Da Norwegen in der Gesamtwertung führt, kommen unsere Springer in jeder Runde als letzte dran. Anders springt als erstes und legt einen perfekten Sprung hin. Alex und ich freuen uns total, denn jetzt liegen wir schonmal vorne.
Danny ist unser nächster Springer und er segelt noch weiter nach unten. Auch Johann gelingt ein ähnlich weiter Sprung, dann kommt auch schon Kenneth. Bis jetzt hat Danny den weitesten Sprung gezeigt, aber kann Kenneth die Weite übertreffen, oder verkorkst er den Sprung so, wie gestern im Training? Ich winke ihm zu und drücke ihm die Daumen.
Es stellt sich heraus, dass meine Sorgen völlig unbegründet waren. Kenneth gleitet den Hang hinab, hat eine gute Höhe und landet schließlich kurz vor der momentanen Bestweite von Peter. Ich hüpfe fröhlich auf und ab und Alex hält mir die Hand zum High Five hin. Besser könnte es ja gar nicht laufen!

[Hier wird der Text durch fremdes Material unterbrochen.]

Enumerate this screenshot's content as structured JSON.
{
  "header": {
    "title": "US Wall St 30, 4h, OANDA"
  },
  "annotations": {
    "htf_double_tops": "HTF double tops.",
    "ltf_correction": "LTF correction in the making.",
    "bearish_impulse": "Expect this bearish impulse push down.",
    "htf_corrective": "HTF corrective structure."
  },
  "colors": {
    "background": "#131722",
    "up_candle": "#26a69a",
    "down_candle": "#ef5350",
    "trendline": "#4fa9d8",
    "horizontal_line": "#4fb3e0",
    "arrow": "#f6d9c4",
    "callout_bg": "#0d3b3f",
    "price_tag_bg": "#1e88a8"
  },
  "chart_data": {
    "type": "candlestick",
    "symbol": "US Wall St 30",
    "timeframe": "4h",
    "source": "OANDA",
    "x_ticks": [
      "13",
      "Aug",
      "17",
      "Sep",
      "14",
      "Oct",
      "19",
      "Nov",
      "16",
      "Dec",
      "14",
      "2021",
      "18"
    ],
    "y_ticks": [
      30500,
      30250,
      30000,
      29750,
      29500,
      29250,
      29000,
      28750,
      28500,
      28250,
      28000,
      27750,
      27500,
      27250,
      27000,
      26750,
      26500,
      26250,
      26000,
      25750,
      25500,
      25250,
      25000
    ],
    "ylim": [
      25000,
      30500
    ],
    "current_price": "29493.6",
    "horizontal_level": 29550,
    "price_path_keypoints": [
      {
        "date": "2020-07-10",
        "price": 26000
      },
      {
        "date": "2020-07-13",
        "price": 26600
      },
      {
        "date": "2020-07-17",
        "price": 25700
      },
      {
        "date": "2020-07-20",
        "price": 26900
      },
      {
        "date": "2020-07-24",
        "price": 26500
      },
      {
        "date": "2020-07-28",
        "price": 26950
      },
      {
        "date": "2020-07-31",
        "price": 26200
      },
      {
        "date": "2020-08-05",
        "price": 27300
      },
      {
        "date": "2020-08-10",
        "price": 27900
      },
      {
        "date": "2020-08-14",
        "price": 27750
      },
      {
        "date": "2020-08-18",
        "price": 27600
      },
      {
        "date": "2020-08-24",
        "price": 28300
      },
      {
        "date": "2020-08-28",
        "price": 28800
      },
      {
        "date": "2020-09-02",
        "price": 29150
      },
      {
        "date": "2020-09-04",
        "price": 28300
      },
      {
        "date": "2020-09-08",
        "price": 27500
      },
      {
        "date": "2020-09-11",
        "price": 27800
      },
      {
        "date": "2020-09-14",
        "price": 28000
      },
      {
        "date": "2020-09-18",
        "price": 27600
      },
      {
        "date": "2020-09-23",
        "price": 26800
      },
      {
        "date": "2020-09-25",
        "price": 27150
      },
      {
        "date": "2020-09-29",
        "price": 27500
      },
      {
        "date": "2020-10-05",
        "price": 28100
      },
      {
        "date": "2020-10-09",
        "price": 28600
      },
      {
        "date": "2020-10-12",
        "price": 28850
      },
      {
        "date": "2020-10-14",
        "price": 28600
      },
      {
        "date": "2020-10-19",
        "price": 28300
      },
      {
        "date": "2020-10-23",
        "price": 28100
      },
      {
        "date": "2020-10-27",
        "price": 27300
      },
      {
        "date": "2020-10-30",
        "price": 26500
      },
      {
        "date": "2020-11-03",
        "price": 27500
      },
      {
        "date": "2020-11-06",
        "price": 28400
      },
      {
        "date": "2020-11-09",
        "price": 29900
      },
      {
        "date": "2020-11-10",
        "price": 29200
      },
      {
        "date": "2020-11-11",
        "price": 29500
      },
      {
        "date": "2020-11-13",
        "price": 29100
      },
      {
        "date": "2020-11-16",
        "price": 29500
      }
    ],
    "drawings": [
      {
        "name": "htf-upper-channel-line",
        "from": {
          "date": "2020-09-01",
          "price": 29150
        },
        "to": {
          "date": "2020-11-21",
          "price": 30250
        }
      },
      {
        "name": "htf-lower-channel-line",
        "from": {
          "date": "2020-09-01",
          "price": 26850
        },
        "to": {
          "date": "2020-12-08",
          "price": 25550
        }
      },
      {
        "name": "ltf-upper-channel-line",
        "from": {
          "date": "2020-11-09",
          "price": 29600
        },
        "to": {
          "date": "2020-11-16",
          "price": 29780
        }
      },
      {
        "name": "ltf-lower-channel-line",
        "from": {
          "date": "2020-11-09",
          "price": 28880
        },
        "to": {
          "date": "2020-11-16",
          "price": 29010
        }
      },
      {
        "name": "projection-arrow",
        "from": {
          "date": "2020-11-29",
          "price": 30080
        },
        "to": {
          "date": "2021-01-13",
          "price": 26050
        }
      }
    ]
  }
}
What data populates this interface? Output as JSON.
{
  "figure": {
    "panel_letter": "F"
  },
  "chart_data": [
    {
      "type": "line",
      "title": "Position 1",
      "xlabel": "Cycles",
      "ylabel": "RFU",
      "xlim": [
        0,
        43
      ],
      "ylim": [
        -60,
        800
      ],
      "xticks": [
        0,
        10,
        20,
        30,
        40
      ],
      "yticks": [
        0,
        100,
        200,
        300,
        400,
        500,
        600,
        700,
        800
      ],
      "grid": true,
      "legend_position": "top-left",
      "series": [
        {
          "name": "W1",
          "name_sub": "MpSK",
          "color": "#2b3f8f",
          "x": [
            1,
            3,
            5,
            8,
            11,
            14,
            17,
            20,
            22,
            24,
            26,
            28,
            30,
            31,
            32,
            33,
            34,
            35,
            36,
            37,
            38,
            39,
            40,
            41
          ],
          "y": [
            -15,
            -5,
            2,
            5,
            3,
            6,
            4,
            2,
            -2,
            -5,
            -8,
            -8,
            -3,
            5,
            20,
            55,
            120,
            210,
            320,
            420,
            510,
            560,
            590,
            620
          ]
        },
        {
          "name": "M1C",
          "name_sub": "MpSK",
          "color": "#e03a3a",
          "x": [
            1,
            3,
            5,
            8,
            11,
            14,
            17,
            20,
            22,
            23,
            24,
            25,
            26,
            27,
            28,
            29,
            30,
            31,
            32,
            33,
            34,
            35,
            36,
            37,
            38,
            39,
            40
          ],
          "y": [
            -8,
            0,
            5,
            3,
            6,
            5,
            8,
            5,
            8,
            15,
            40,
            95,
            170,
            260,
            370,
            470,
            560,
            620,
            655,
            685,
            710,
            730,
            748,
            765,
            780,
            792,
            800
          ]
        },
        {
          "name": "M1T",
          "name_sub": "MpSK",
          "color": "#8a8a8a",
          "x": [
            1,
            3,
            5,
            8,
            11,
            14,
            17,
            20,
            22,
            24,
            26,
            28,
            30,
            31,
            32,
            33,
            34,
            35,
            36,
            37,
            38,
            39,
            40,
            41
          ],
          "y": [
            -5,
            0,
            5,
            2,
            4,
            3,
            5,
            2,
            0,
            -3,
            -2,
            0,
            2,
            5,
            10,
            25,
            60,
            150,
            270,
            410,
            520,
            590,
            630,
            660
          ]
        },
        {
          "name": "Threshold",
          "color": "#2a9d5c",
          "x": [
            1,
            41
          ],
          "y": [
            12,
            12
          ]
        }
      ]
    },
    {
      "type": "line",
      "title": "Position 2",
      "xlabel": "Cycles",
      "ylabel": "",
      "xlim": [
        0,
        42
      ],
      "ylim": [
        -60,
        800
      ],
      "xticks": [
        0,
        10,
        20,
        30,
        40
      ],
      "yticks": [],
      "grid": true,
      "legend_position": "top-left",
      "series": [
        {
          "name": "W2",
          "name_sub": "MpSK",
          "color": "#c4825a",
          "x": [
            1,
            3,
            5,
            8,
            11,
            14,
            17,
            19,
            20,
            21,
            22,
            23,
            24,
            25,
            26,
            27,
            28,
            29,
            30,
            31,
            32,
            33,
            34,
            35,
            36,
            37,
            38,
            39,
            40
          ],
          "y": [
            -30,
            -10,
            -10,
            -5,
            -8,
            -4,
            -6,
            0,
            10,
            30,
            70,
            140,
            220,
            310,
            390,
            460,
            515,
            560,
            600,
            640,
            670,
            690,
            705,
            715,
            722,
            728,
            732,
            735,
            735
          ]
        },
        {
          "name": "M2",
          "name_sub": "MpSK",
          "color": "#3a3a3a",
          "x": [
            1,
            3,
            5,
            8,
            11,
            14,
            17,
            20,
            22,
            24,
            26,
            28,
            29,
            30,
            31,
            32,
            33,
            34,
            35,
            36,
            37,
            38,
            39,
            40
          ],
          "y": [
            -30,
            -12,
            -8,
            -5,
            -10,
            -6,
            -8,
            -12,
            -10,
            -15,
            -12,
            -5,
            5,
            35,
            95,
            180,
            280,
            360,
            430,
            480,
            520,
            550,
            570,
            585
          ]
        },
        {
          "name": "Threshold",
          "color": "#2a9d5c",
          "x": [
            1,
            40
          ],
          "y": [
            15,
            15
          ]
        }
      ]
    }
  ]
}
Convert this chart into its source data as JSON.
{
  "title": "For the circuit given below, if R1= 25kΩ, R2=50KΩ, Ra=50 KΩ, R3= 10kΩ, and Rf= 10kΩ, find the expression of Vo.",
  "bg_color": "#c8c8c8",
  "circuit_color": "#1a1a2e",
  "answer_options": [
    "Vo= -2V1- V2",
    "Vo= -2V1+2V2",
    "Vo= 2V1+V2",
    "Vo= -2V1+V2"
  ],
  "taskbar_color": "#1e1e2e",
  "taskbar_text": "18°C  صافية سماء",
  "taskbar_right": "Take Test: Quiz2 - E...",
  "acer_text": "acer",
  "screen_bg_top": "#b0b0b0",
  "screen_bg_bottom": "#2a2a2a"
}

Nach einer winzigen Pause beginnt der zweite Durchgang. Unser Team führt und kann den Vorsprung stetig ausbauen. Als Kenneth auf dem Balken sitzt, muss er den Sprung eigentlich nur noch sicher herunterbringen. Er lächelt uns zu, ist aber natürlich voll konzentriert und stößt sich ab, sobald Alex das Zeichen gibt.
Kenneth wäre nicht Kenneth, wenn er nicht zu jedem Zeitpunkt wirklich alles aus sich herausholen würde und genau das tut er auch jetzt. Er überfliegt seine bisherige Bestweite und landet sauber. Unten im Auslauf warten schon die anderen und umarmen ihn stürmisch.
Alex sieht mir wohl an, dass ich am liebsten dort unten bei den Jungs wäre, denn er stupst mich an und meint: "Na los jetzt, geh schon!"
Das lasse ich mir nicht zweimal sagen und sause den Berg hinunter. Anders steht mit dem Rücken zu mir, also kann ich ihn prima erschrecken. Der kleine Norweger zuckt zusammen, umarmt mich dann aber stürmisch, lacht und quietscht: "Wir haben gewonnen! Gewonnen, gewonnen!"
Tom, der plötzlich irgendwoher aufgetaucht ist, ruft begeistert 'Gruppenkuscheln!' und stürzt sich auf uns.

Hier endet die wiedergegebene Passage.